Keep your statements short, precise.
Avoid emotionalism, if possible.
Stay objective.

Advice for all of us!

Saturday, September 22, 2007

Monday September 24th

Update: Practicum canceled for today.

Monday, September 17, 2007

Trach Inservice Postponed

Trach inservice has been postponed...

Page me in the morning, and I will let you know what is happening...

Thank you.

Coma Stimulation Part II

Coma arousal therapy should begin as soon as possible or when the patient is medically stable. The brain must receive frequent and intense repetitions of the stimulus items to be stimulated. Administration can vary from 1-8 hours/day, depending upon each individual. Listed below are the sensory modalities to treat and suggestions for different stimulus items.

Stimulus Items
  • banging items together
  • ring bells
  • music
  • loud whistle
  • familiar voices of family/friends
  • telephone ringing
  • knock on door
  • call person's name
  • general conversation with patient
  • television/radio
  • Tactile
  • temperatures (warm/cool)
  • touch (different fabrics such as fur, silk, feathers, corduroy)
  • pressure (deep pressure massage)
  • vibrator
  • Visual
  • pictures of favorite people, pets, or items
  • bright colors
  • moving objects, flashcards (different shapes/colors)
  • Olfactory
  • familiar fragrance
  • citrus
  • coffee
  • flowers
  • peppermint spices
  • eucalyptus oils
  • garlic
  • Taste
  • swabs (peppermint, lemon)
  • squeeze lemon juice on tongue
  • mustard
  • salt
  • soy sauce
  • sugar
  • sucker
  • Proprioception
  • range of motion exercises (roll side to side)
  • alternating movements (arms/legs raised)
  • Saturday, September 15, 2007

    Patient Interview Comment

    Christie wrote:

    Also, I read the chapter portion on patient interview and enjoyed it. Here are some snippets of what I found most interesting/helpful:

    -A poorly conducted historical data collecting session can misdirect the entire assessment process before it begins.

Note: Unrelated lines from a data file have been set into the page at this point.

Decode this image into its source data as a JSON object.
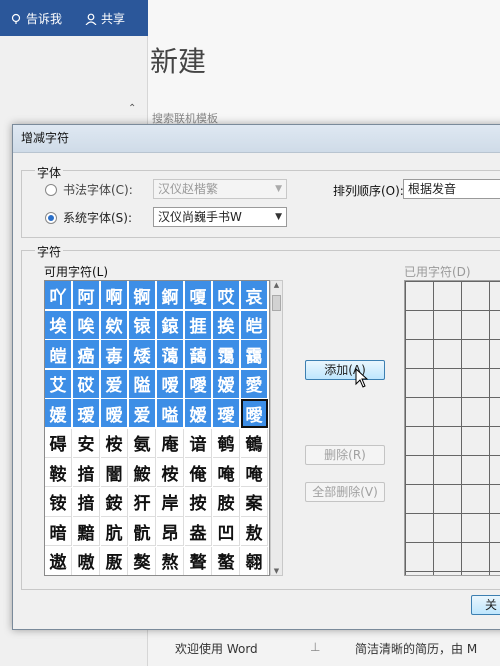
{
  "word": {
    "tell_me": "告诉我",
    "share": "共享",
    "new_title": "新建",
    "search_placeholder": "搜索联机模板",
    "welcome": "欢迎使用 Word",
    "resume_tip": "简洁清晰的简历，由 M"
  },
  "dialog": {
    "title": "增减字符",
    "font_group": "字体",
    "calligraphy_font_label": "书法字体(C):",
    "calligraphy_font_value": "汉仪赵楷繁",
    "system_font_label": "系统字体(S):",
    "system_font_value": "汉仪尚巍手书W",
    "sort_label": "排列顺序(O):",
    "sort_value": "根据发音",
    "chars_group": "字符",
    "available_label": "可用字符(L)",
    "used_label": "已用字符(D)",
    "add_button": "添加(A)",
    "remove_button": "删除(R)",
    "remove_all_button": "全部删除(V)",
    "close_button": "关"
  },
  "available_chars": [
    [
      "吖",
      "阿",
      "啊",
      "锕",
      "錒",
      "嗄",
      "哎",
      "哀"
    ],
    [
      "埃",
      "唉",
      "欸",
      "锿",
      "鎄",
      "捱",
      "挨",
      "皑"
    ],
    [
      "皚",
      "癌",
      "毐",
      "矮",
      "蔼",
      "藹",
      "霭",
      "靄"
    ],
    [
      "艾",
      "砹",
      "爱",
      "隘",
      "嗳",
      "噯",
      "嫒",
      "愛"
    ],
    [
      "媛",
      "瑷",
      "暧",
      "爱",
      "嗌",
      "嫒",
      "璦",
      "曖"
    ],
    [
      "碍",
      "安",
      "桉",
      "氨",
      "庵",
      "谙",
      "鹌",
      "鵪"
    ],
    [
      "鞍",
      "揞",
      "闇",
      "鮟",
      "桉",
      "俺",
      "唵",
      "唵"
    ],
    [
      "铵",
      "揞",
      "銨",
      "犴",
      "岸",
      "按",
      "胺",
      "案"
    ],
    [
      "暗",
      "黯",
      "肮",
      "骯",
      "昂",
      "盎",
      "凹",
      "敖"
    ],
    [
      "遨",
      "嗷",
      "厫",
      "獒",
      "熬",
      "聱",
      "螯",
      "翱"
    ]
  ],
  "selected_rows": 5,
  "focused_cell": "4,7"
}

    -Allowing for open-ended conversation and using fewer leading and canned querstions are associated with more accurate diagnosis

    -A completely open-ended question that allows the patient great latitude in his/her response (such as, "what brings you here"?) is most appropriate

    -Ask the patient why they think they are having problems swallowing

    -Coughing or choking on swallowing exclusively with thin liquids is a strong indicator of laryngeal penetration of swallowed materials. By itself, this complaint may indicate a poor coordination of airway protection and bolus propulsion often associated with pharyngeal delay. When combined with complains of excessive saliva or mucus, one can infer that there is a weakness in the propulsion of secretions during spontaneous nonbolus swallows.

    -The frequency should be characterized with respect to the number of times the symptom occurs during the meal

    -Odynophagia (pain on swallowing) should be characterized as burning, sharp, dull, aching, gnawing, or throbbing. The patient should provide an exact location by pointing to the area that hurts. An exact description of the onset of the pain also should be obtained.

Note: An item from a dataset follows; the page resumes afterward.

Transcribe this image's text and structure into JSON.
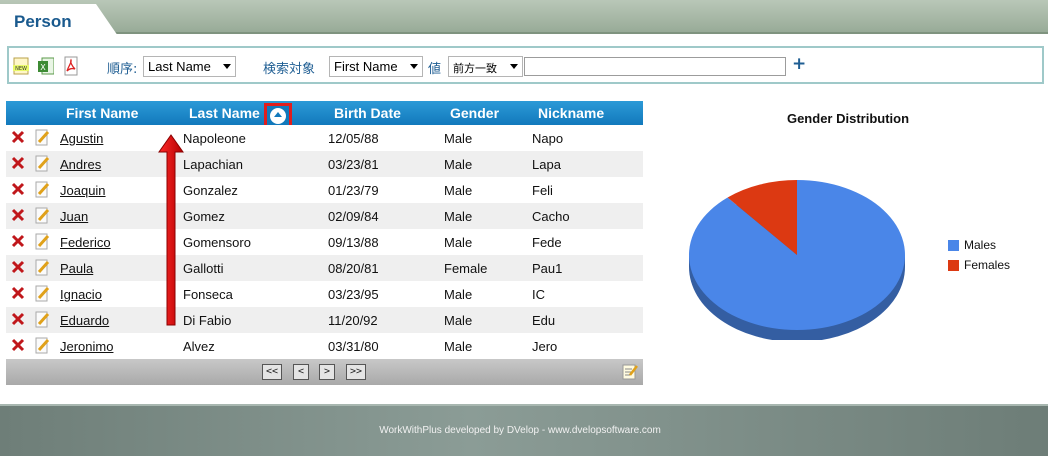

    -sudden onset of odynophagia could indicate the presence of infection or recurrence of cancer. Patients who recently have been trached or orall intubated often complain of pain on swallowing.

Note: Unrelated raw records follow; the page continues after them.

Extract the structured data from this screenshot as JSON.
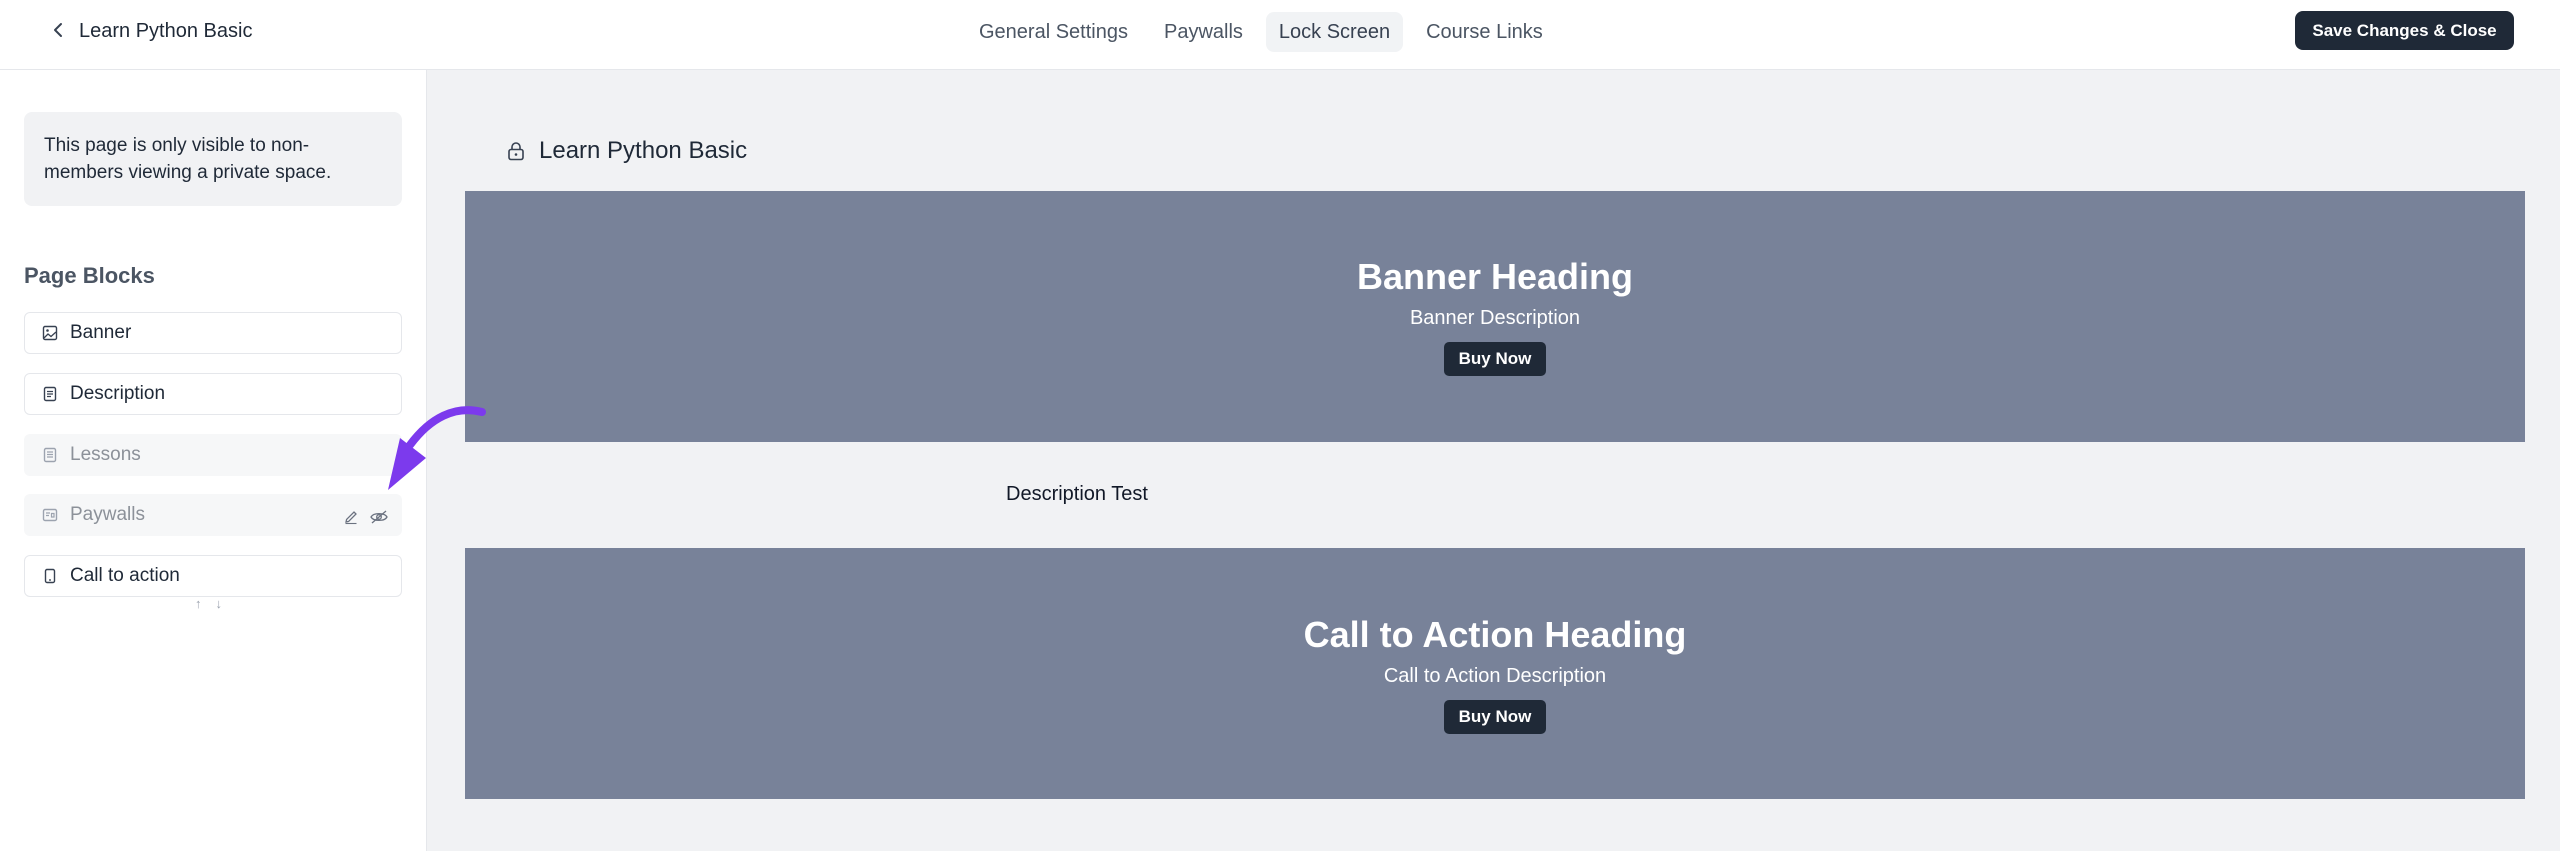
{
  "header": {
    "course_title": "Learn Python Basic",
    "tabs": [
      {
        "label": "General Settings"
      },
      {
        "label": "Paywalls"
      },
      {
        "label": "Lock Screen",
        "active": true
      },
      {
        "label": "Course Links"
      }
    ],
    "save_label": "Save Changes & Close"
  },
  "sidebar": {
    "notice": "This page is only visible to non-members viewing a private space.",
    "blocks_title": "Page Blocks",
    "blocks": [
      {
        "label": "Banner",
        "icon": "image-icon",
        "hidden": false
      },
      {
        "label": "Description",
        "icon": "document-icon",
        "hidden": false
      },
      {
        "label": "Lessons",
        "icon": "list-icon",
        "hidden": true
      },
      {
        "label": "Paywalls",
        "icon": "paywall-icon",
        "hidden": true
      },
      {
        "label": "Call to action",
        "icon": "mobile-icon",
        "hidden": false
      }
    ],
    "move_up": "↑",
    "move_down": "↓"
  },
  "preview": {
    "title": "Learn Python Basic",
    "banner": {
      "heading": "Banner Heading",
      "description": "Banner Description",
      "button": "Buy Now"
    },
    "description_text": "Description Test",
    "cta": {
      "heading": "Call to Action Heading",
      "description": "Call to Action Description",
      "button": "Buy Now"
    }
  },
  "colors": {
    "banner_bg": "#788299",
    "button_bg": "#1f2937",
    "annotation_arrow": "#7c3aed"
  }
}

    -Globus: lump in throat linked to hypertrophy of lingual tonsils, sinusitis, spondylitis with cervical osteophytes, and gastroesophageal reflux.

    Table 1-21 on page 27 was very helpful as well.

    Friday, September 14, 2007

    Coma Stimulation

    What do you know about coma stimulation?

    What kind of stimulation?
    Is it effective?
    Who does it?
    What is the rationale?
    For how long?

    What is a persistent vegetative state?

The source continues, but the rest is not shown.